The dining room features a gas fireplace and stone floors that keep things warm in the winter, and in summer the wraparound patio is decorated with planters of bright flowers for a cheery and festive vibe. It’s all a great pairing for the Med Grill’s innovative feature menus and unique West Coast cuisine.


Inventive & local west coast fusion cuisine

One of the challenges of a successful restaurant is creating fresh and interesting food while still providing something for everyone.

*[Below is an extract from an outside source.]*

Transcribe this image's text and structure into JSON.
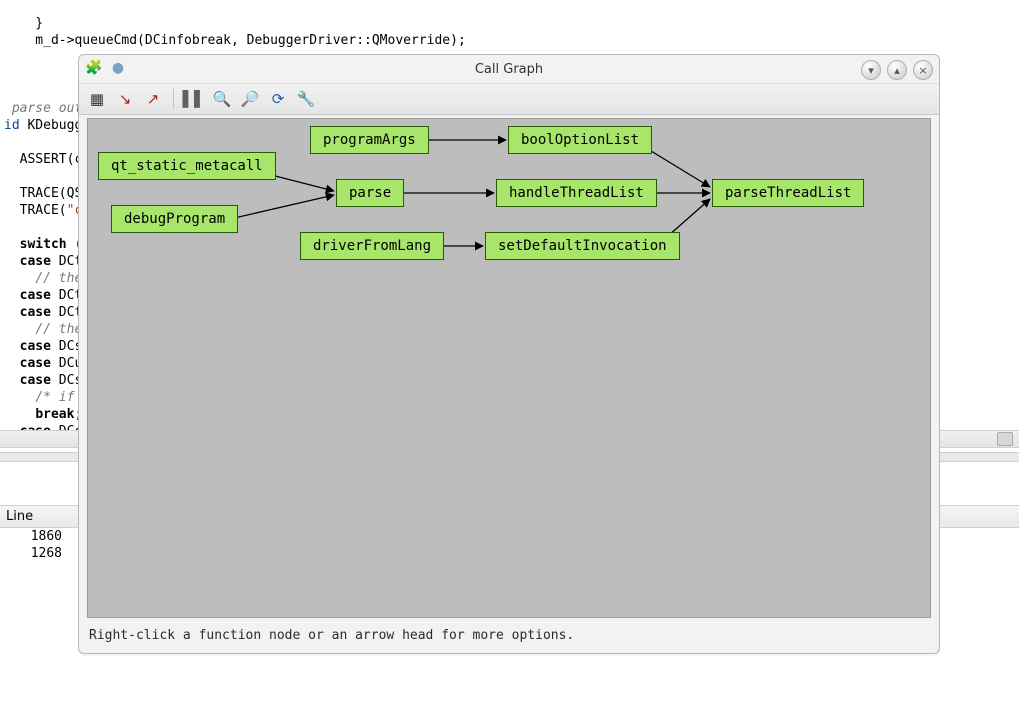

Executive Chef Andrew Fawcett has taken this in stride and designed an Italian, Morrocan and Spanish-influenced menu that highlights Vancouver Island produce, from herbs and fresh pasta to heirloom tomatoes and nugget potatoes.

 “It’s West Coast food, catered to everyone,” says long-time shift supervisor, Adam Ouelet. “You can always find something here.”

Med Grill's monthly four-course Tuscan Table menu also allows Andrew to come up with new and original dishes in pace with the changing seasons — and the special menus for events like Mother's Day add yet more options.




A host of regulars, both patrons and staff

With everything crafted in-house, the Med Grill kitchen is uniquely equipped to make allowances for allergies and dietary needs, and the staff are committed to making sure your meal goes smoothly.

"The answer is always yes," says Adam. "The menu is varied and the kitchen is so accommodating."

The restaurant is also proud o host a number of regular patrons wo make Med Grill their go-to spot."

"The Uptons have been coming in at 7:30 on Friday night for ten years" says server Ashley Murray, a Med Grill employee since 2006. "We also have a lot of longtime employees," she says. "It feels like a second home."


Check out Yelp, Urbanspoon and Tripadvisor to take a look at the Med Grill’s many reviews, and call in anytime to book your table. Who knows? It might just become your second home too.

Med Grill Executive Chef Andrew Fawcett


Chef Andrew is no stranger to Med Grill. Only a few years after the restaurant opened, Andy was hired on as a pizza delivery driver, doing prep work and making dough. “That didn’t last too long,” says Andy. “I wanted to be part of the crew and stay inside the restaurant.” Starting with dishwashing, he moved through all the positions in the kitchen, attended Camosun college on an internship and became Executive Chef at age 24. “I have a good loyalty towards this place. Becoming head chef, I just knew it was something I really wanted to do.”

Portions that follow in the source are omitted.